As of June 30, 2021, Ascendis Pharma had cash, cash equivalents and marketable securities of €641.3 million compared to €771.1 million as of March 31, 2021. As of June 30, 2021, Ascendis Pharma had 53,900,990 ordinary shares outstanding.
Conference Call Details
A live webcast of the conference call will be available on the Investors and News section of the Ascendis Pharma website at www.ascendispharma.com. A webcast replay will be available on this website shortly after conclusion of the event for 30 days.

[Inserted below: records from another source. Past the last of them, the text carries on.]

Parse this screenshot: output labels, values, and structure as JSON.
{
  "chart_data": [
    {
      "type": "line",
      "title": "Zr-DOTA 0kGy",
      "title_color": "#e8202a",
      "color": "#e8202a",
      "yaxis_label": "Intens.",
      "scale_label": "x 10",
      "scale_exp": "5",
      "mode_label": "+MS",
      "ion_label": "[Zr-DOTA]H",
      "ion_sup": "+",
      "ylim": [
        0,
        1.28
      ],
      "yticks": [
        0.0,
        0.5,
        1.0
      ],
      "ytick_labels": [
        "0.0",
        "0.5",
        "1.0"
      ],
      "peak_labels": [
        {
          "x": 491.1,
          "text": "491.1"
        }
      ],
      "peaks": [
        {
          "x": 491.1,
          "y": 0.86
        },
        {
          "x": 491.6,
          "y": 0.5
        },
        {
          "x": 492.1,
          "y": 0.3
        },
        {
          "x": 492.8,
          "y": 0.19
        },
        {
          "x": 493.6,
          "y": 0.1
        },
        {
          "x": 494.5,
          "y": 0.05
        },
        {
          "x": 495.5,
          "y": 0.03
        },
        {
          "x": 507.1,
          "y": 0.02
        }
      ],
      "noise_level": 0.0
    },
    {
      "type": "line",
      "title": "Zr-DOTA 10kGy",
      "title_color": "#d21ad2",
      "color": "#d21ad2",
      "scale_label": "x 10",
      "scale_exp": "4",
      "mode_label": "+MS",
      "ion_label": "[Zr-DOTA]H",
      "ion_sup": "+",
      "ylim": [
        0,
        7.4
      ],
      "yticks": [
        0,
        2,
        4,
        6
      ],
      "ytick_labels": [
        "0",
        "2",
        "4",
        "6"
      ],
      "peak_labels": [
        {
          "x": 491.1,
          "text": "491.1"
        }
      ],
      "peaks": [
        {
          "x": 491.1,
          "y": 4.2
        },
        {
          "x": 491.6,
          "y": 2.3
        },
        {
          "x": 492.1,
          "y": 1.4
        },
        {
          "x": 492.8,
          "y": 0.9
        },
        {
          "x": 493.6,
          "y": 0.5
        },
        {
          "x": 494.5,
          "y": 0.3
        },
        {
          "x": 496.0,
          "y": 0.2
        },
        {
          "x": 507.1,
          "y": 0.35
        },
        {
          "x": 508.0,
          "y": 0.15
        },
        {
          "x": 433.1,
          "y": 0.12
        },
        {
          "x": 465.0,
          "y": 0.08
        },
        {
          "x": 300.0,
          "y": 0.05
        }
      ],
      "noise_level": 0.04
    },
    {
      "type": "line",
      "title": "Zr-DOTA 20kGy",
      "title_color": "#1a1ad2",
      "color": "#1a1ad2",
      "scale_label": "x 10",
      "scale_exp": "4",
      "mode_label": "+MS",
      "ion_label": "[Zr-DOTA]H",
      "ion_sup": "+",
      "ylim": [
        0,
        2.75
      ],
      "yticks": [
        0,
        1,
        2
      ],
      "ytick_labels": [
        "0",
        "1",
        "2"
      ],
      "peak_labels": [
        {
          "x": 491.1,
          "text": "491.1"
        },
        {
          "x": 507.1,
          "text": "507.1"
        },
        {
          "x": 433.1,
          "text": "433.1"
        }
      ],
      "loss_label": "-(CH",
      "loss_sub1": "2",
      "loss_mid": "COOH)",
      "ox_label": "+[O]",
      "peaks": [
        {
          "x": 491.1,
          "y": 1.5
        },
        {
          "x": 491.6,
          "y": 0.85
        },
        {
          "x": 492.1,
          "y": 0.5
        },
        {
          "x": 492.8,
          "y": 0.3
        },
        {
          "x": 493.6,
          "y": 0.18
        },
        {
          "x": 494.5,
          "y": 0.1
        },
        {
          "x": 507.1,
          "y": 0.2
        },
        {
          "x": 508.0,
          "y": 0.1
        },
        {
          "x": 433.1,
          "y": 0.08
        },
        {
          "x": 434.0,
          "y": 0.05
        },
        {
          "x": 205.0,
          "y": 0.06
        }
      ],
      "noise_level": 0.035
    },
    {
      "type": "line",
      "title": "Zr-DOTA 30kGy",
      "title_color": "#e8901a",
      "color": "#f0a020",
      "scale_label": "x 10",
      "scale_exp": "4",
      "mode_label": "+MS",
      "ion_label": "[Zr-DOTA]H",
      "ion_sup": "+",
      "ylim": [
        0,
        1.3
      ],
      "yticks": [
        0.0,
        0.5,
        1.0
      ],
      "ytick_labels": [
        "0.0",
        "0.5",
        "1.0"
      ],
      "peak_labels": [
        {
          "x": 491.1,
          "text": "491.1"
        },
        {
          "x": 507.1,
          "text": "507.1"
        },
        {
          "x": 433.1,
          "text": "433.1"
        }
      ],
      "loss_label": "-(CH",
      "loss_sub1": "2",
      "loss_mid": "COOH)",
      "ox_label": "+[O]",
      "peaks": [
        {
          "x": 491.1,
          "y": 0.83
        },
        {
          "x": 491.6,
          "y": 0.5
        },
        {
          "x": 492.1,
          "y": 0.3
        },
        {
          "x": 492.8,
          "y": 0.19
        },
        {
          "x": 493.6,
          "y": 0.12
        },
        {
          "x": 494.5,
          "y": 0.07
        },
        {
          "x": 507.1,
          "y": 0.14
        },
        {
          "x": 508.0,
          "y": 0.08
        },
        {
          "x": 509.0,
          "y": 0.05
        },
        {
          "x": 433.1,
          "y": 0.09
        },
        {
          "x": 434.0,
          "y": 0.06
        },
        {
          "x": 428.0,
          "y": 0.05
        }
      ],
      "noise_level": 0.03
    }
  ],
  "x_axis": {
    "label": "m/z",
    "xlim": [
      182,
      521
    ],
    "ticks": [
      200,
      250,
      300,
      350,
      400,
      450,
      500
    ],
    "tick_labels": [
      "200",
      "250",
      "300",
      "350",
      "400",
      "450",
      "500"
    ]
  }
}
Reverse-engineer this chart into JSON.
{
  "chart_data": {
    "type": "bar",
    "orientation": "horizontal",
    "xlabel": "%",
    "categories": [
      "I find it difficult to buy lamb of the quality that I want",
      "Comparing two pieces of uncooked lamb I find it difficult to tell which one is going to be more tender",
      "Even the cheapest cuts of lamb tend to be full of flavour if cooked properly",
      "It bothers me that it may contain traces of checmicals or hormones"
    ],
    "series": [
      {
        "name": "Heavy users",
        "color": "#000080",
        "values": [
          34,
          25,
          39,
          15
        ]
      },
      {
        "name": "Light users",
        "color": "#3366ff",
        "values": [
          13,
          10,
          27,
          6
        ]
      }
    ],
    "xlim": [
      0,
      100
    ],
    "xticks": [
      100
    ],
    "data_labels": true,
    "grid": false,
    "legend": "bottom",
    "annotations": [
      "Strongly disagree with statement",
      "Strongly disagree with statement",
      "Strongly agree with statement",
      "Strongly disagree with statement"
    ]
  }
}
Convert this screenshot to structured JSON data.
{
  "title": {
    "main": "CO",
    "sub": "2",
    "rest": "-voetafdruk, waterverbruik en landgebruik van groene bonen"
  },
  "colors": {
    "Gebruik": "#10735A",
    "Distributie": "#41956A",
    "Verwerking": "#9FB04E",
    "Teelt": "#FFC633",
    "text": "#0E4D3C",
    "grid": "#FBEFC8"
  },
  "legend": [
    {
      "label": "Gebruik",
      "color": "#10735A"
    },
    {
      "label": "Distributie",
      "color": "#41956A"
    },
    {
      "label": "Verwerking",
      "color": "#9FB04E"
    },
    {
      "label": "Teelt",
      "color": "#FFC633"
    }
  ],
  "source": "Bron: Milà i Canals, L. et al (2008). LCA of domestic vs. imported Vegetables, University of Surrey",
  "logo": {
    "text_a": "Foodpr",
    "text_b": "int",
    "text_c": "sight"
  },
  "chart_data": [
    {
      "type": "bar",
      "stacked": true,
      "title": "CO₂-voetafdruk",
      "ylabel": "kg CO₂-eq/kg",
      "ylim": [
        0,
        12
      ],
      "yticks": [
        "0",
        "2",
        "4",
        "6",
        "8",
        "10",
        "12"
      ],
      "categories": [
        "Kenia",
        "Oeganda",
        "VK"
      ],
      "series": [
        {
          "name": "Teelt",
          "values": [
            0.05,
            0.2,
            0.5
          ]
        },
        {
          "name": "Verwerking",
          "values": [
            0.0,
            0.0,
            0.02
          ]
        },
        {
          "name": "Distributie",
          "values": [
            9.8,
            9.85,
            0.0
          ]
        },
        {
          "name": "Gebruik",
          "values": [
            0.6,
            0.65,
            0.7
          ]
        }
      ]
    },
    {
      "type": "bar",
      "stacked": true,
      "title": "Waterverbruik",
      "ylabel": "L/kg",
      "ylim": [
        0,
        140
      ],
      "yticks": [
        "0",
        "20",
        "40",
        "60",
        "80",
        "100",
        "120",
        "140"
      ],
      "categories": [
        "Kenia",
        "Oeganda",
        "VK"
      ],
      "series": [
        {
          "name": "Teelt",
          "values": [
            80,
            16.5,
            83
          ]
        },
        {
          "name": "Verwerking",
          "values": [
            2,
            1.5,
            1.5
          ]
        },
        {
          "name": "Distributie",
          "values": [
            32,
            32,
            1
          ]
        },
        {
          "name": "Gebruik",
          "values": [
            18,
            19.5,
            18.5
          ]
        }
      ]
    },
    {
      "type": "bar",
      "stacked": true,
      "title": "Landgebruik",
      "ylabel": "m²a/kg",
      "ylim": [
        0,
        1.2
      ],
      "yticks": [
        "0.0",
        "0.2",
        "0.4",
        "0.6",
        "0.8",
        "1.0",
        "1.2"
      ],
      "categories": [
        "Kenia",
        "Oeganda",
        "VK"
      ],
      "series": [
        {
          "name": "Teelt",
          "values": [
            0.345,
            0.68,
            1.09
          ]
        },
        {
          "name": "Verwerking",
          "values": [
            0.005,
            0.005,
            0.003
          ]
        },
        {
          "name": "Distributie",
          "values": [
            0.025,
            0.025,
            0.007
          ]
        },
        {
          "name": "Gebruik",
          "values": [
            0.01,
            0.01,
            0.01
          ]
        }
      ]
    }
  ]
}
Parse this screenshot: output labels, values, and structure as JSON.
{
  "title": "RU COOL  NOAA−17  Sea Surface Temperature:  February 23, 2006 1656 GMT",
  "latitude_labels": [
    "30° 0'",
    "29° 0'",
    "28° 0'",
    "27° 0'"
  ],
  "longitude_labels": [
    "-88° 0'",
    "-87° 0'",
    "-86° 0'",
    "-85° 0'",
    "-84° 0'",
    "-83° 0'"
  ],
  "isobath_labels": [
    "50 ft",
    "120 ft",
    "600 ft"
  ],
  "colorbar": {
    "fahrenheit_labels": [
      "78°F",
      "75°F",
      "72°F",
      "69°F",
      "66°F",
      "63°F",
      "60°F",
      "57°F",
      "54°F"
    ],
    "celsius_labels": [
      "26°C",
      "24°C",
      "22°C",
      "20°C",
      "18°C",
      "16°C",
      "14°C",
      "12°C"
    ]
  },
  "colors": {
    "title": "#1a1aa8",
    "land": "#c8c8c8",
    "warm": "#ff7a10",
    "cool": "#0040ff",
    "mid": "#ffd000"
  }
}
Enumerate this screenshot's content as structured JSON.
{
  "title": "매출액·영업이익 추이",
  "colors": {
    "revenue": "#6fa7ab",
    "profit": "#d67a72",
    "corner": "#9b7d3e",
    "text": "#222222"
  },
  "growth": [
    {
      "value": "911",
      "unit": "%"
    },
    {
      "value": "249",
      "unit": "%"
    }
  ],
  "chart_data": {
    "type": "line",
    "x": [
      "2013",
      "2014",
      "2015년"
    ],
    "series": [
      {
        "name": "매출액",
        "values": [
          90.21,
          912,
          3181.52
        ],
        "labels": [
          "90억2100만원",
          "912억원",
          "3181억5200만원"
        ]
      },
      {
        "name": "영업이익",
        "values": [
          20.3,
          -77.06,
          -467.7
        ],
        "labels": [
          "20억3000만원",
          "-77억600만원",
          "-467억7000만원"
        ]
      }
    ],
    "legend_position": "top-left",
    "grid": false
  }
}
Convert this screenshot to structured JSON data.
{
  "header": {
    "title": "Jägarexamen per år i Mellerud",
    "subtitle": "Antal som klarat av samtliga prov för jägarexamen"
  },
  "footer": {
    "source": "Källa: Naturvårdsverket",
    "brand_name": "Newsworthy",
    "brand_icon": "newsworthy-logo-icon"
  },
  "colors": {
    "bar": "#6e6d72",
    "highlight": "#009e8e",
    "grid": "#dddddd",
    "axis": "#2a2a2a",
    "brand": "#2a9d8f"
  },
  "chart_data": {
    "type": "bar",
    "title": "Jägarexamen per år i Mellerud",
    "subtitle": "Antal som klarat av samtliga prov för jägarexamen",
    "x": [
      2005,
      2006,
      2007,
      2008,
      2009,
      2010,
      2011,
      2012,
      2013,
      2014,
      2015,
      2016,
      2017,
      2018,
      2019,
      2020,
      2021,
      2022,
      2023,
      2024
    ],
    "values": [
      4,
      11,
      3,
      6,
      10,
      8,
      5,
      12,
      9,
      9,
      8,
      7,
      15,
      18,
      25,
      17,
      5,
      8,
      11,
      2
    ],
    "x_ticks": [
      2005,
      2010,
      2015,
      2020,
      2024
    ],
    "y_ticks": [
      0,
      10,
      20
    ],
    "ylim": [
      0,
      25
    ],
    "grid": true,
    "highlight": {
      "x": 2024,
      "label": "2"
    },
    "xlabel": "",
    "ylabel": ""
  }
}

About Ascendis Pharma’s Pipeline
Ascendis Pharma currently has three product candidates in clinical development in rare endocrine diseases and one oncology product candidate in clinical development:
TransCon hGH (lonapegsomatropin-tcgd), an investigational long-acting prodrug of somatropin (human growth hormone or hGH) that releases somatropin with the identical amino acid sequence and size as daily growth hormone, is designed as a once-weekly treatment for GHD and is approved for pediatric GHD by the U.S. Food and Drug Administration and under review by the European Medicines Agency.
TransCon PTH (palopegteriparatide), an investigational long-acting prodrug of parathyroid hormone (PTH) in phase 3 development as a once-daily replacement therapy for adults with hypoparathyroidism designed to replace PTH at physiologic levels for 24 hours, and address both short-term symptoms and long-term complications of the disease.
TransCon CNP, an investigational long-acting prodrug of C-type natriuretic peptide (CNP) in phase 2 development as a therapy for children with achondroplasia (ACH), the most common form of dwarfism, for which there is no FDA-approved treatment. TransCon CNP is designed to provide continuous exposure of CNP at safe, therapeutic levels via a single, weekly subcutaneous dose.
TransCon TLR7/8 Agonist is an investigational long-acting prodrug of resiquimod, a small molecule agonist of Toll-like receptors (TLR) 7 and 8. Administered as an intratumoral injection, TransCon TLR7/8 Agonist is designed to provide sustained activation of intratumoral antigen presenting cells driving tumor antigen presentation and induction of immune stimulatory cytokines in the tumor.
TransCon IL-2 ß/y is an investigational long-acting prodrug of IL-2 ß/y designed for optimized IL-2R ß/y bias and potency, combined with low Cmax and long exposure.